While you get armor and accessories through buying them in shops and finding them in chests like you do most RPG’s, weapons in Tales of Hearts R are an entirely different matter. Before I mentioned “spiria,” which makes up people’s essence in Tales of Hearts R. In terms of actual gameplay, it’s also how you build your characters. Each character has a spiria with different values (belief, charm, honesty, etc.), and with each level up you get points to level up those values to gain new abilities and spells as well as upgrading your weapon, which is called a Soma.

This would be all well and good if you could plan better on how you are going to build you character, but the game doesn’t give you any real guidance on how to do that. Say if you wanted Kohaku to focus mostly on healing rather than offensive arts, or really build Hsui’s soma so it’s powerful early on; there’s no way to plan for that build. Beyond the next immediate upgrade, it doesn’t tell you what investing in that value will do. It never feels like the game leaves you ill-prepared for a boss battle because you didn’t upgrade correctly, so that helps balance it out. But it still would be nice to really plan out how my party evolves.

Tales games often live or die by their characters. After all these are characters you will spend at least a couple dozen hours with, so they better be pretty interesting. Tales of Hearts R thankfully boasts one of the better casts of the series

And while the battle system itself feels decently modernized for a Tales game, Tales of Hearts R shows several annoying signs of being from an older school of JRPG design. There’s no fast travel, for instance. While the world isn’t huge, this makes several points where you have to backtrack (occasionally through a dungeon filled with monsters you already to go through once before with nothing new to it) irritating. Also, nearly all the dungeons have puzzles that barely qualify as such, either just being insultingly simple or unnecessarily obtuse, never actually clever or legitimately challenging. Finally, random encounters that happen way too often. This is something that barely exists in RPG’s anymore, and hasn’t been in a Tales game in years. You could always just see enemies on the field and easily outrun them if you didn’t feel like fighting. If it wasn’t so rampant I wouldn’t mind, but there’s no option to adjust the frequency and when you run into several battles a within a few feet of the boss of a dungeon, that’s just too much.

Ultimately though, Tales games often live or die by their characters. After all these are characters you will spend at least a couple dozen hours with ( I spent just about 30 completing the game, but doing almost no side quests), so they better be pretty interesting. Tales of Hearts R, thankfully, boasts one of the better casts of the series, even if it only offers a Japanese-language track. Yes, that’s probably better for purists, but I’ve enjoyed the English-language performances in most of the Tales games, so it was a tad disappointing.

Kor starts off annoyingly nieve (i.e. he’s never heard of coffee, like it was never even spoken of in his village), but his can do attitude really grows on you as the game goes on without getting to the point of being cheerfully annoying.
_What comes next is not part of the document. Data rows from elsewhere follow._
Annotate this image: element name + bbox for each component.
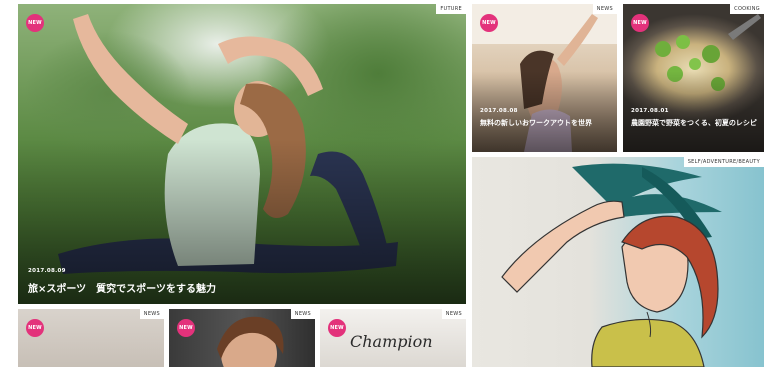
article-card-bottom-1[interactable]: NEW NEWS [18, 309, 164, 367]
svg-text:Champion: Champion [350, 332, 433, 351]
new-badge: NEW [480, 14, 498, 32]
category-label[interactable]: SELF/ADVENTURE/BEAUTY [683, 157, 764, 167]
category-label[interactable]: COOKING [730, 4, 764, 14]
article-card-recipe[interactable]: NEW COOKING 2017.08.01 農園野菜で野菜をつくる、初夏のレシ… [623, 4, 764, 152]
woman-illustration [501, 163, 722, 367]
article-card-illustration[interactable]: SELF/ADVENTURE/BEAUTY [472, 157, 764, 367]
new-badge: NEW [26, 319, 44, 337]
article-date: 2017.08.08 [480, 108, 518, 114]
pop-art-illustration [472, 157, 764, 367]
new-badge: NEW [177, 319, 195, 337]
article-date: 2017.08.09 [28, 268, 66, 274]
new-badge: NEW [328, 319, 346, 337]
article-date: 2017.08.01 [631, 108, 669, 114]
article-card-workout[interactable]: NEW NEWS 2017.08.08 無料の新しいおワークアウトを世界 [472, 4, 617, 152]
article-title[interactable]: 無料の新しいおワークアウトを世界 [480, 118, 608, 129]
new-badge: NEW [26, 14, 44, 32]
new-badge: NEW [631, 14, 649, 32]
category-label[interactable]: NEWS [290, 309, 315, 319]
category-label[interactable]: NEWS [139, 309, 164, 319]
category-label[interactable]: FUTURE [436, 4, 466, 14]
article-title[interactable]: 旅×スポーツ 質究でスポーツをする魅力 [28, 280, 216, 295]
article-card-bottom-3[interactable]: Champion NEW NEWS [320, 309, 466, 367]
article-card-bottom-2[interactable]: NEW NEWS [169, 309, 315, 367]
article-title[interactable]: 農園野菜で野菜をつくる、初夏のレシピ [631, 118, 757, 129]
category-label[interactable]: NEWS [592, 4, 617, 14]
featured-article-card[interactable]: NEW FUTURE 2017.08.09 旅×スポーツ 質究でスポーツをする魅… [18, 4, 466, 304]
category-label[interactable]: NEWS [441, 309, 466, 319]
The romance between Kor & Kohaku is your usual teenage anime stuff, but still feels sweet & sincere. The writing in general is top notch, as I found nearly every character pretty enjoyable, funny and endearing. Even if they almost all fit into the usual anime stereotypes, like whiny brat (Beryl) and mysterious busty warrior (Ines), they really own those roles well.


On a system filled with top-quality RPG’s, it might be a little hard for Tales of Hearts R to stand out. In spite of its really strong cast, it bears some annoying hallmarks of old school JRPG design. If you are looking for a solid Tales experience on the go (or have played most of the RPG’s available on the Vita and are looking for something new and fun), Tales of Hearts R will definitely fit the bill without feeling like it’s been compromised in any way to fit on to a portable system.